Beddy Bye time for plants?

Say what? Bedtime for the garden? It’s the end of November, there have been several frosts (temps into mid-low 20s) and there are still things in bloom in the garden. I’ve had roses in bloom in December in a garden in the middle of Columbus, but never anything close to that out here in the sticks. A few more days of this and we may well see more roses in bloom; several of the shrubs are nicely budded! We know it won’t last, but it’s kind of fun while it does.

This past fall just seemed to be ever-so-elusive with warm temperatures, the annual stretch of drought coming considerably later than usual, and a really pathetic display of mostly not color with a few, stunning exceptions. It makes it nice to have a few late days decent enough to permit last-minute puttering. Now, I admit that puttering in the greenhouse in the middle of January and February is also great fun, a veritable thumbing-of-the-nose to the wind, snow and cold outside all the while wishing (usually against the odds) that the cold will last until mid-spring.

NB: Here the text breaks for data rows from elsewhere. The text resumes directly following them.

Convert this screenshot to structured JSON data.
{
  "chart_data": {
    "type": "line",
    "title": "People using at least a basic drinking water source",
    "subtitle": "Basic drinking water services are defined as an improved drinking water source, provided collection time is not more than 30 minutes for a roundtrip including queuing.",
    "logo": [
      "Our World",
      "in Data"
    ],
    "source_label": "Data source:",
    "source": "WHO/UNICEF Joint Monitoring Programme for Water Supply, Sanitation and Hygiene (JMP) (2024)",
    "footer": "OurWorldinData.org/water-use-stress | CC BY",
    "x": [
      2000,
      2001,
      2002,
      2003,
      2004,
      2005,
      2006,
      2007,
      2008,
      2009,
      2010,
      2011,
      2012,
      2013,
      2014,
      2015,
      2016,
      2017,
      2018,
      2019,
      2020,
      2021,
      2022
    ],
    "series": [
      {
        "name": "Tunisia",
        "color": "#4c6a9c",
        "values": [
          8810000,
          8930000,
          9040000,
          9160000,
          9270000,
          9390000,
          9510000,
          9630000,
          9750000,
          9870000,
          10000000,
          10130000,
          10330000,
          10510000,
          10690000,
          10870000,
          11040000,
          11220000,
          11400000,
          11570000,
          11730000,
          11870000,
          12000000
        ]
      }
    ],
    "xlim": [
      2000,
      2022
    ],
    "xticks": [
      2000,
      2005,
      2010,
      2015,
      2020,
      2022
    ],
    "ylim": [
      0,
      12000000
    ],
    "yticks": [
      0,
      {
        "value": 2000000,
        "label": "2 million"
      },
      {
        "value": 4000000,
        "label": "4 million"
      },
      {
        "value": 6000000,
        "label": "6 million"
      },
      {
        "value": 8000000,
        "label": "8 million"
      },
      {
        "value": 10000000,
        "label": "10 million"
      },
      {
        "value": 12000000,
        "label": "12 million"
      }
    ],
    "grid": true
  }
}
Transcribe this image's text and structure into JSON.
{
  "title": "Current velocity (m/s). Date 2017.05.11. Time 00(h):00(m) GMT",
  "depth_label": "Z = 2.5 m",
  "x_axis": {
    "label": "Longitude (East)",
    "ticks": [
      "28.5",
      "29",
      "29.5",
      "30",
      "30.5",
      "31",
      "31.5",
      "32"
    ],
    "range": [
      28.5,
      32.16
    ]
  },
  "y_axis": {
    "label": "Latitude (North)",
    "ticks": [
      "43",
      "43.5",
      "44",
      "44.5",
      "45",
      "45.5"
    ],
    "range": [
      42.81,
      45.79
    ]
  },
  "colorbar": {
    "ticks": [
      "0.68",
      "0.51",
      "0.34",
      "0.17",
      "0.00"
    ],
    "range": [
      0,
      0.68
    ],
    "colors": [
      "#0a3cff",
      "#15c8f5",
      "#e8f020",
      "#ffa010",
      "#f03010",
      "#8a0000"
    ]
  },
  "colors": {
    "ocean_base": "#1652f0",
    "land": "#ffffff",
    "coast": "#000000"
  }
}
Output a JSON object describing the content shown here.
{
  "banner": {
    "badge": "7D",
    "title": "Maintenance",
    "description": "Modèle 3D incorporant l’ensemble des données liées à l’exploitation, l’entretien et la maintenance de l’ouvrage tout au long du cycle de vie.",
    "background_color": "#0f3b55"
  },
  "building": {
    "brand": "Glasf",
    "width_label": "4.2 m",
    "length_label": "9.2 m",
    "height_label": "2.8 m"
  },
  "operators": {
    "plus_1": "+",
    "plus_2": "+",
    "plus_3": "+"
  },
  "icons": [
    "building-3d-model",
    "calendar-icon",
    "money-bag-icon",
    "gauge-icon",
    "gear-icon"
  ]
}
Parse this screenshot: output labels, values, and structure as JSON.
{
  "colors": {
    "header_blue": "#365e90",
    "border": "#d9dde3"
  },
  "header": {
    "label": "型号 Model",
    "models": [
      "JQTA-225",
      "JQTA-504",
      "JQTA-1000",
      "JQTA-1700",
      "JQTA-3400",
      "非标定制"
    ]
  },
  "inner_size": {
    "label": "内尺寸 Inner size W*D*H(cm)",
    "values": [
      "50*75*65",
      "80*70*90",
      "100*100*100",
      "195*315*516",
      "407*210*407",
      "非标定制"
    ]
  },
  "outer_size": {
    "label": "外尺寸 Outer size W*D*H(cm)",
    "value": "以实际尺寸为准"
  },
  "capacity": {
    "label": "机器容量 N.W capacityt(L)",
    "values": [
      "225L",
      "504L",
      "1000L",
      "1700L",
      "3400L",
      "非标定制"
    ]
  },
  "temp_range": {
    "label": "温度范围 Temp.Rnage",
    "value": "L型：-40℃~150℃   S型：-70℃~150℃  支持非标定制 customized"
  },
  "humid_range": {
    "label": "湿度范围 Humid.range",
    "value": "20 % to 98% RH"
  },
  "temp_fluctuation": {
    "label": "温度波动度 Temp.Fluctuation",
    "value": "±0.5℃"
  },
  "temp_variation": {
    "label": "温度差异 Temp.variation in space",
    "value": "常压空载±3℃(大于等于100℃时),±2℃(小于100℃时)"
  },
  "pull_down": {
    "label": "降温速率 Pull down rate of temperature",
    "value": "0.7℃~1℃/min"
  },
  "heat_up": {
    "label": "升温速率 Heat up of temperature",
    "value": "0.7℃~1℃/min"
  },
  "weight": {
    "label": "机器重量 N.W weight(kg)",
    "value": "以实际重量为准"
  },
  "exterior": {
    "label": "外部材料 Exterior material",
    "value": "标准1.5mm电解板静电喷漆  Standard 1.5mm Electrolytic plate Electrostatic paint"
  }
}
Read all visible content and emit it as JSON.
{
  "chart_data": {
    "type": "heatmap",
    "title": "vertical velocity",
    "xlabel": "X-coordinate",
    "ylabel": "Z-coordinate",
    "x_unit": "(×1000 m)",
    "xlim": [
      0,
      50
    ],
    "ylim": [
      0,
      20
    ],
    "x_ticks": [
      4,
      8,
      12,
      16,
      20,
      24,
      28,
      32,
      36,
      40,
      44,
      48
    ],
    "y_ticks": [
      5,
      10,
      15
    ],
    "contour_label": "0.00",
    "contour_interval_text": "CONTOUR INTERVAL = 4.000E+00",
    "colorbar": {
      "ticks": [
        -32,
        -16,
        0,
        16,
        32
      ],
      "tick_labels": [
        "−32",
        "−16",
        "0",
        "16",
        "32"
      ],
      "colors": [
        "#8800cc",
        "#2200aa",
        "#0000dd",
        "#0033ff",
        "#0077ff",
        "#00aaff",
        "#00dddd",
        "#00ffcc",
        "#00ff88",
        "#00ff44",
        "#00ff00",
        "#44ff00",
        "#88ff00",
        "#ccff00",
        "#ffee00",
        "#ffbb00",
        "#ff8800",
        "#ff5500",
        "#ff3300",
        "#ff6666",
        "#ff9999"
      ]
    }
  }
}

Not that we like the cold…..but, ah! we do!  For the killing of insect pests and their eggs, for the slowing down of the perennial weeds (we have a bumper crop of those dreadful ‘shot-gun’ weeds, a type of cress, in evidence all over), and for the chance to simply rest a bit without the daily pressure of ‘get it done now!’. A sensory deprivation chamber is not my idea of a fun experience and I’ve always had the feeling that a year without a winter would be like that. I realize that most folks don’t share that view, which is why small, 2 bedroom houses in Southern California sell for a small fortune! It surely can’t be because people love dealing with 16 lane traffic on a daily basis!

But springs in Ohio seem to have a way of trying to rush the season, often with disastrous results for many plants, chief among them Japanese maples. Maples, especially small ones, tend to start sap flow at the earliest indication of warmer weather; this makes them particularly susceptible to early spring freezes which then cause the bark to split when the sap freezes and expands and they are damaged or, just as often, they will die outright. This is far of a problem out here in the wind lane than in cities and towns which is why our Japanese maples all spend their winters in the greenhouse!